- The reason for GNOME's existence is killing KDE, and this spirit still lives inside many of their developers
- The sudden influx of noobs who think that GNOME is the only thing that exists, or should be allowed to exist, see the previous point
- The whole issue about removing options
Personally, I've been using KDE since the 1.1.2 days, and have never enjoyed the GNOME experience, which has always seemed like a bunch of non-integrated software randomly thrown together. This seems to be changing with GNOME3, which is a good thing.
At the same time, the GNOME guys did some good work too, and have pushed the KDE camp to bring new features, which make KDE (in my opinion) the nicest complete desktop environment in existence (Mac OSX is slick, but I still cannot completely get used to it).

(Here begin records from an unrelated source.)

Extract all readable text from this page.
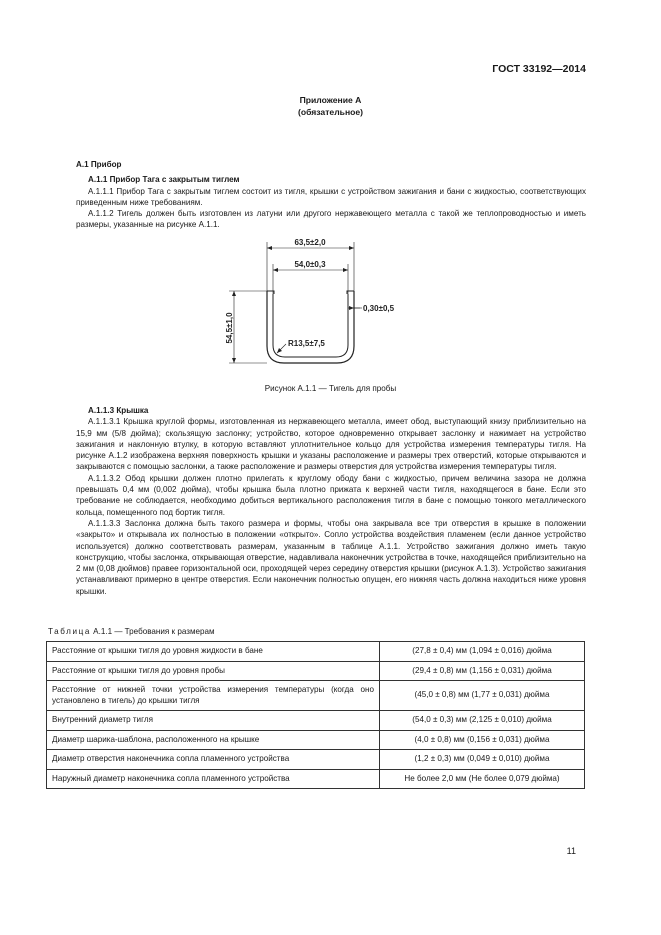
ГОСТ 33192—2014
Приложение А
(обязательное)

А.1 Прибор

А.1.1 Прибор Тага с закрытым тиглем

А.1.1.1 Прибор Тага с закрытым тиглем состоит из тигля, крышки с устройством зажигания и бани с жидкостью, соответствующих приведенным ниже требованиям.

А.1.1.2 Тигель должен быть изготовлен из латуни или другого нержавеющего металла с такой же теплопроводностью и иметь размеры, указанные на рисунке А.1.1.

63,5±2,0
54,0±0,3
0,30±0,5
54,5±1,0	R13,5±7,5
Рисунок А.1.1 — Тигель для пробы

А.1.1.3 Крышка

А.1.1.3.1 Крышка круглой формы, изготовленная из нержавеющего металла, имеет обод, выступающий книзу приблизительно на 15,9 мм (5/8 дюйма); скользящую заслонку; устройство, которое одновременно открывает заслонку и нажимает на устройство зажигания и наклонную втулку, в которую вставляют уплотнительное кольцо для устройства измерения температуры тигля. На рисунке А.1.2 изображена верхняя поверхность крышки и указаны расположение и размеры трех отверстий, которые открываются и закрываются с помощью заслонки, а также расположение и размеры отверстия для устройства измерения температуры тигля.

А.1.1.3.2 Обод крышки должен плотно прилегать к круглому ободу бани с жидкостью, причем величина зазора не должна превышать 0,4 мм (0,002 дюйма), чтобы крышка была плотно прижата к верхней части тигля, находящегося в бане. Если это требование не соблюдается, необходимо добиться вертикального расположения тигля в бане с помощью тонкого металлического кольца, помещенного под бортик тигля.

А.1.1.3.3 Заслонка должна быть такого размера и формы, чтобы она закрывала все три отверстия в крышке в положении «закрыто» и открывала их полностью в положении «открыто». Сопло устройства воздействия пламенем (если данное устройство используется) должно соответствовать размерам, указанным в таблице А.1.1. Устройство зажигания должно иметь такую конструкцию, чтобы заслонка, открывающая отверстие, надавливала наконечник устройства в точке, находящейся приблизительно на 2 мм (0,08 дюймов) правее горизонтальной оси, проходящей через середину отверстия крышки (рисунок А.1.3). Устройство зажигания устанавливают примерно в центре отверстия. Если наконечник полностью опущен, его нижняя часть должна находиться ниже уровня крышки.

Таблица А.1.1 — Требования к размерам
Расстояние от крышки тигля до уровня жидкости в бане	(27,8 ± 0,4) мм (1,094 ± 0,016) дюйма
Расстояние от крышки тигля до уровня пробы	(29,4 ± 0,8) мм (1,156 ± 0,031) дюйма
Расстояние от нижней точки устройства измерения температуры (когда оно установлено в тигель) до крышки тигля	(45,0 ± 0,8) мм (1,77 ± 0,031) дюйма
Внутренний диаметр тигля	(54,0 ± 0,3) мм (2,125 ± 0,010) дюйма
Диаметр шарика-шаблона, расположенного на крышке	(4,0 ± 0,8) мм (0,156 ± 0,031) дюйма
Диаметр отверстия наконечника сопла пламенного устройства	(1,2 ± 0,3) мм (0,049 ± 0,010) дюйма
Наружный диаметр наконечника сопла пламенного устройства	Не более 2,0 мм (Не более 0,079 дюйма)
11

Personally, I would be the happiest if the GNOME and KDE camps found a way to:
1) Integrate all lower-level services through freedesktop.org, as happened with dbus and window manager hinting, and might hopefully happen with akonadi
2) Make it easier to mix GTK and Qt applications. Only Qt guys care about this, which is why Qt apps look great in GNOME, while GTK looks like junk under KDE, see the point about killing KDE again. An easier way to develop cross-toolkit themes would be great
Then everybody could live with what they prefer, and run the best apps they need. I prefer Qt-based apps when feasible, but I really like Inkscape, for example. This should be made more transparent, without raping me with the medieval GTK file dialog which doesn't even remember in which directory the program was started (the last time I tried it).